Indeed, now I come to think of it, the book really was a history. I did not have to imagine or invent. Boating up and down the Thames had been my favourite sport ever since I could afford it. I just put down the things that happened.

A few years ago I took some American friends, who had been staying with me, to see Oxford. We had left the house at eight o'clock, and had finished up with the Martyrs' Memorial at a quarter to seven. Looking back, I cannot think of anything we missed. I had said good-bye to them at the railway station. They were going on to Stratford. I was too exhausted to remember I had left the motor at the Randolph. There was a train going in the opposite direction to Stratford; and caring about nothing else, I took it. Just as it was starting there shot in a liver-coloured dog, followed by three middle-aged and important-looking gentlemen. The dog, a Chow, took the seat opposite to me. He had a quiet dignity about him. He struck me as more Chinese than dog. The other three spread themselves about. The eldest, and most talkative, was a professor: anyhow that's what they called him; added to which, he looked it. The stoutest of the three I judged to be connected with finance. It appeared that if the “A.G. group” did not put up fourteen millions by Friday, he would have to go to town on Monday, and that would be a nuisance. I could not help overhearing and feeling sorry for him. At the period, I was worried over money matters myself. The third was a simple soul connected with Egyptology and a museum. I was dropping off to sleep, when the train gave a lurch, and the Professor suddenly said “Damn.”

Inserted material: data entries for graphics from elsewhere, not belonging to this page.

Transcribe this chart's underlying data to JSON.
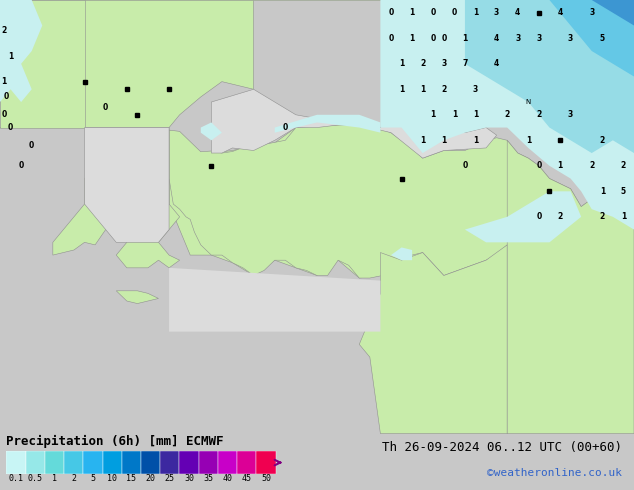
{
  "title": "Precipitation (6h) [mm] ECMWF",
  "datetime_text": "Th 26-09-2024 06..12 UTC (00+60)",
  "credit_text": "©weatheronline.co.uk",
  "colorbar_labels": [
    "0.1",
    "0.5",
    "1",
    "2",
    "5",
    "10",
    "15",
    "20",
    "25",
    "30",
    "35",
    "40",
    "45",
    "50"
  ],
  "colorbar_colors": [
    "#c8f5f5",
    "#96e8e8",
    "#64dada",
    "#46c8e6",
    "#28b4f0",
    "#009ee0",
    "#0078c8",
    "#0050a8",
    "#3c28a0",
    "#6400b4",
    "#9600b4",
    "#c800c8",
    "#dc0096",
    "#f00050"
  ],
  "bg_color": "#c8c8c8",
  "map_bg_color": "#dcdcdc",
  "map_land_color": "#c8ecaa",
  "map_sea_color": "#dcdcdc",
  "map_border_color": "#909090",
  "prec_light_color": "#c8f0f0",
  "prec_medium_color": "#96dce6",
  "prec_blue_color": "#64c8e6",
  "prec_dark_blue_color": "#3c96d2",
  "prec_deep_blue_color": "#1464b4",
  "title_color": "#000000",
  "datetime_color": "#000000",
  "credit_color": "#3264c8",
  "title_fontsize": 9,
  "datetime_fontsize": 9,
  "credit_fontsize": 8
}
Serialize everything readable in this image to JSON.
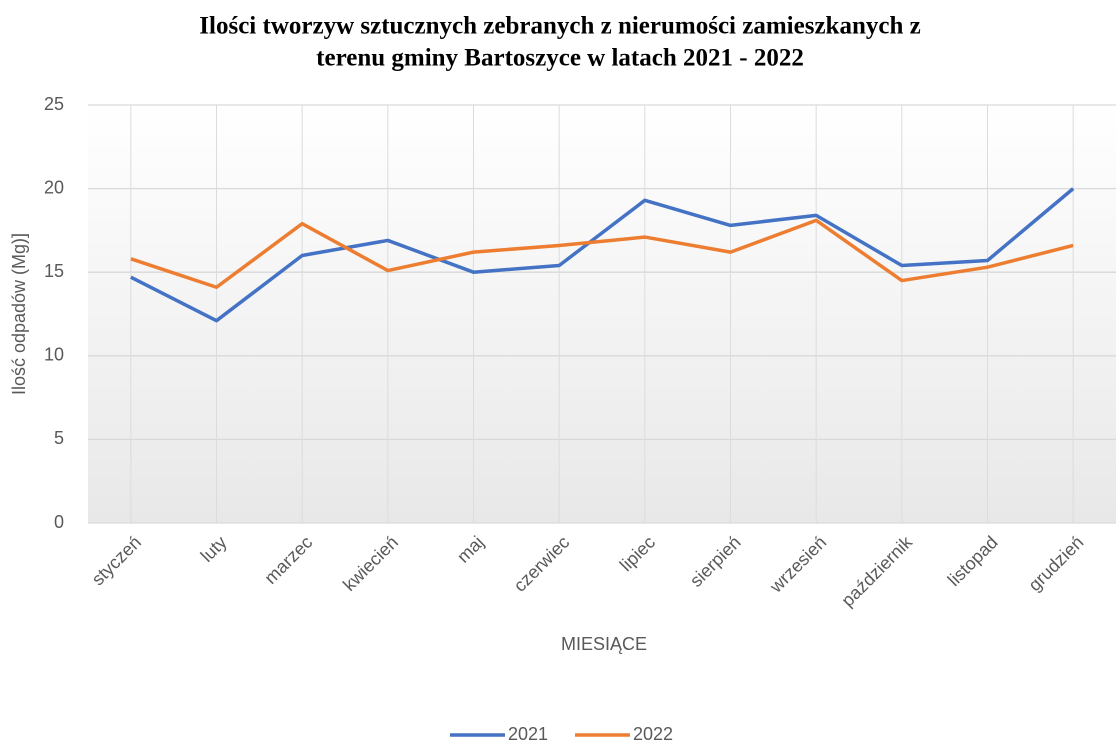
{
  "chart_data": {
    "type": "line",
    "title": [
      "Ilości tworzyw sztucznych zebranych z nierumości zamieszkanych z",
      "terenu gminy Bartoszyce w latach 2021 - 2022"
    ],
    "x_label": "MIESIĄCE",
    "y_label": "Ilość odpadów (Mg)]",
    "categories": [
      "styczeń",
      "luty",
      "marzec",
      "kwiecień",
      "maj",
      "czerwiec",
      "lipiec",
      "sierpień",
      "wrzesień",
      "październik",
      "listopad",
      "grudzień"
    ],
    "series": [
      {
        "name": "2021",
        "color": "#4472c4",
        "values": [
          14.7,
          12.1,
          16.0,
          16.9,
          15.0,
          15.4,
          19.3,
          17.8,
          18.4,
          15.4,
          15.7,
          20.0
        ]
      },
      {
        "name": "2022",
        "color": "#ed7d31",
        "values": [
          15.8,
          14.1,
          17.9,
          15.1,
          16.2,
          16.6,
          17.1,
          16.2,
          18.1,
          14.5,
          15.3,
          16.6
        ]
      }
    ],
    "ylim": [
      0,
      25
    ],
    "yticks": [
      0,
      5,
      10,
      15,
      20,
      25
    ],
    "grid": true,
    "legend": "bottom"
  }
}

“Wish I'd never sat down on that corkscrew,” remarked the Professor, while rubbing the place.

“If it comes to that,” remarked the Financier, “there were one or two things that would have been all the better for your not sitting down upon them: tomatoes, for example.”

I kept my eyes closed and listened. I learnt that, brain fagged and desiring a new thing, they had hit upon the idea of hiring a boat at Kingston and pulling up the river. They were in reminiscent mood, and it was clear they had had trouble with their packing. They had started with a tent. For the first two nights, they had slept in this tent—at intervals. The tent, it was evident, had shown no more respect for Philosophy and High Finance and Egyptology than for Youth and Folly. It had followed the law of its being; and on the third morning they had deliberately set fire to it and had danced round it while it burnt. They had bathed of mornings; and the Egyptologist, slipping on a banana rind, had dived before he intended and taken his pyjamas with him. They had washed their clothes in the river and afterwards given them away. They had sat hungry round hermetically sealed luxuries, having forgotten the tin-opener. The Chow, whose name it transpired was Confucius, had had a row with a cat, and had scalded himself with the kettle.

From all of which it would appear that anyone, who had thought of it, could have written “Three Men in a Boat.” Likely enough, some troop of ancient Britons, camping where now the Mother of Parliaments looks down upon old Thames, listened amused while one among them told of the adventures of himself and twain companions in a coracle: to say nothing of the wolf. Allowing for variation in unimportant detail, much the same sort of things must have happened. And in 30,000 A.D.—if Earth's rivers still run—a boat-load of Shaw's “ancients” will, in all probability, be repeating the experiment with similar results, accompanied by a dog five thousand years old.